Taser Said To Target Home Use
NEW YORK (CNN/Money) - Taser is planning to market its stun gun for home use -- an idea garnering criticism from human rights groups and others concerned about the product's safety, according to a report Monday in the Chicago Tribune.
The Tribune quoted Taser president and co-founder Thomas Smith at a recent gun show in Las Vegas speaking enthusiastically about the idea of widespread access to stun guns for American citizens.
"It's a huge potential market," Smith told the paper. "I just can't get my arms around how big this can get."

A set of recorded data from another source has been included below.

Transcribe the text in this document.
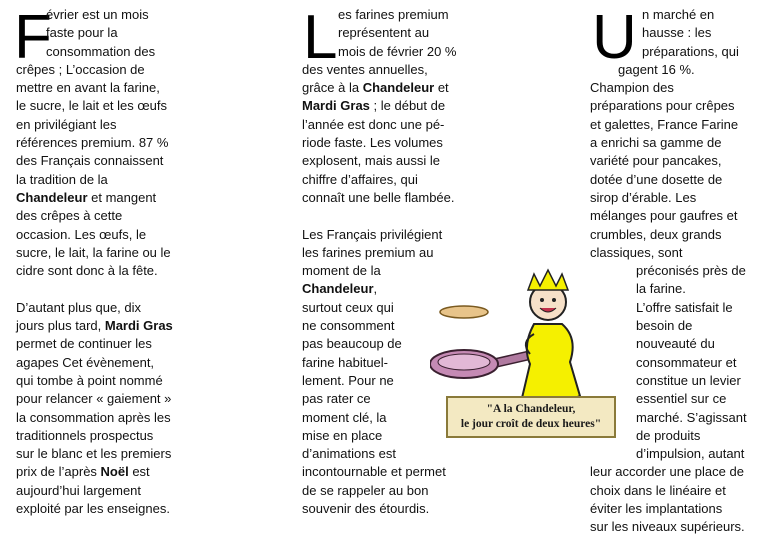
F
évrier est un mois
faste pour la
consommation des
crêpes ; L’occasion de
mettre en avant la farine,
le sucre, le lait et les œufs
en privilégiant les
références premium. 87 %
des Français connaissent
la tradition de la
Chandeleur et mangent
des crêpes à cette
occasion. Les œufs, le
sucre, le lait, la farine ou le
cidre sont donc à la fête.
D’autant plus que, dix
jours plus tard, Mardi Gras
permet de continuer les
agapes Cet évènement,
qui tombe à point nommé
pour relancer « gaiement »
la consommation après les
traditionnels prospectus
sur le blanc et les premiers
prix de l’après Noël est
aujourd’hui largement
exploité par les enseignes.
L es farines premium
représentent au
mois de février 20 %
des ventes annuelles,
grâce à la Chandeleur et
Mardi Gras ; le début de
l’année est donc une pé-
riode faste. Les volumes
explosent, mais aussi le
chiffre d’affaires, qui
connaît une belle flambée.
Les Français privilégient
les farines premium au
moment de la
Chandeleur,
surtout ceux qui
ne consomment
pas beaucoup de
farine habituel-
lement. Pour ne
pas rater ce
moment clé, la
mise en place
d’animations est
incontournable et permet
de se rappeler au bon
souvenir des étourdis.
"A la Chandeleur,
le jour croît de deux heures"
U n marché en
hausse : les
préparations, qui
gagent 16 %.
Champion des
préparations pour crêpes
et galettes, France Farine
a enrichi sa gamme de
variété pour pancakes,
dotée d’une dosette de
sirop d’érable. Les
mélanges pour gaufres et
crumbles, deux grands
classiques, sont
préconisés près de
la farine.
L’offre satisfait le
besoin de
nouveauté du
consommateur et
constitue un levier
essentiel sur ce
marché. S’agissant
de produits
d’impulsion, autant
leur accorder une place de
choix dans le linéaire et
éviter les implantations
sur les niveaux supérieurs.
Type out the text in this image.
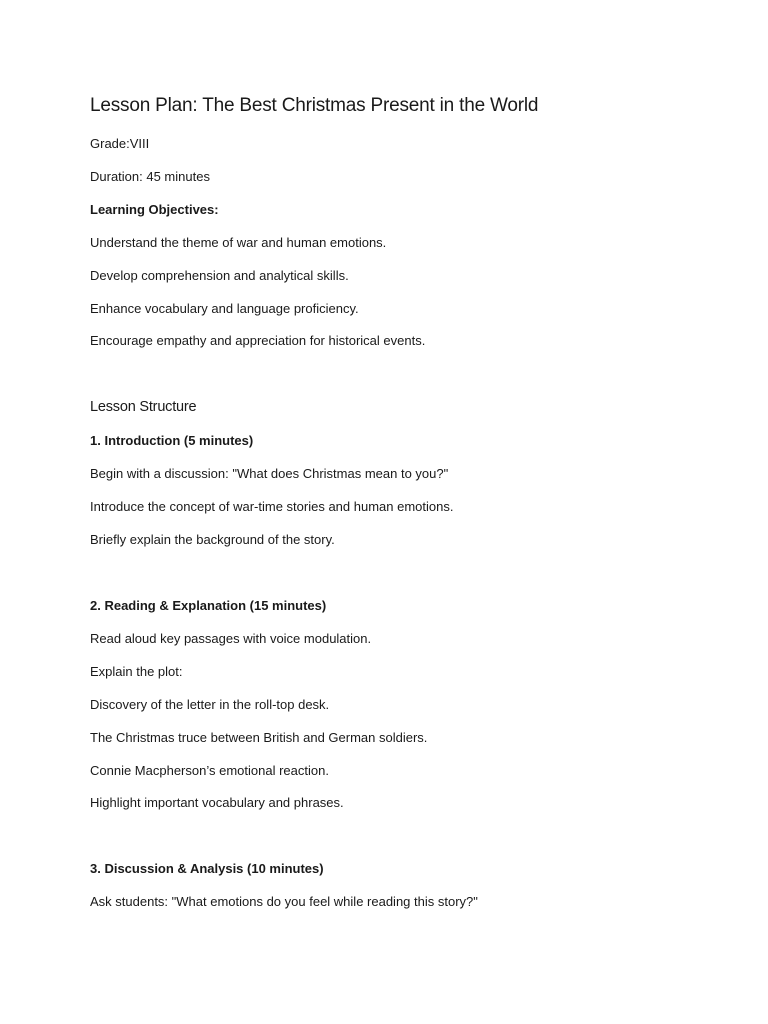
Lesson Plan: The Best Christmas Present in the World

Grade:VIII

Duration: 45 minutes

Learning Objectives:

Understand the theme of war and human emotions.

Develop comprehension and analytical skills.

Enhance vocabulary and language proficiency.

Encourage empathy and appreciation for historical events.

Lesson Structure

1. Introduction (5 minutes)

Begin with a discussion: "What does Christmas mean to you?"

Introduce the concept of war-time stories and human emotions.

Briefly explain the background of the story.

2. Reading & Explanation (15 minutes)

Read aloud key passages with voice modulation.

Explain the plot:

Discovery of the letter in the roll-top desk.

The Christmas truce between British and German soldiers.

Connie Macpherson’s emotional reaction.

Highlight important vocabulary and phrases.

3. Discussion & Analysis (10 minutes)

Ask students: "What emotions do you feel while reading this story?"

While the company maintains its product is safe, the article said 80 deaths have been reported among people shot with police Tasers since 1999, 12 of them proven to be either directly or indirectly linked to the gun. The report also said access to Tasers has led to an increase in use of either lethal or nonlethal force in some police departments.
"It's a ghastly idea," William Schulz, executive director of Amnesty International USA, told the Tribune. "We have documented a case of a parent using a Taser against a child. That, of course, raises the question if a Taser is going to replace the bootstrap or belt as the preferred form of discipline by parents for children. And if that's so, we're facing a very, very dangerous situation."
In related news, Taser stock rose Monday after the company said it received three follow-on orders for its X26 stun gun and an initial order from the Singapore national police force.
The orders, worth more than $675,000, is expected to ship in the first quarter.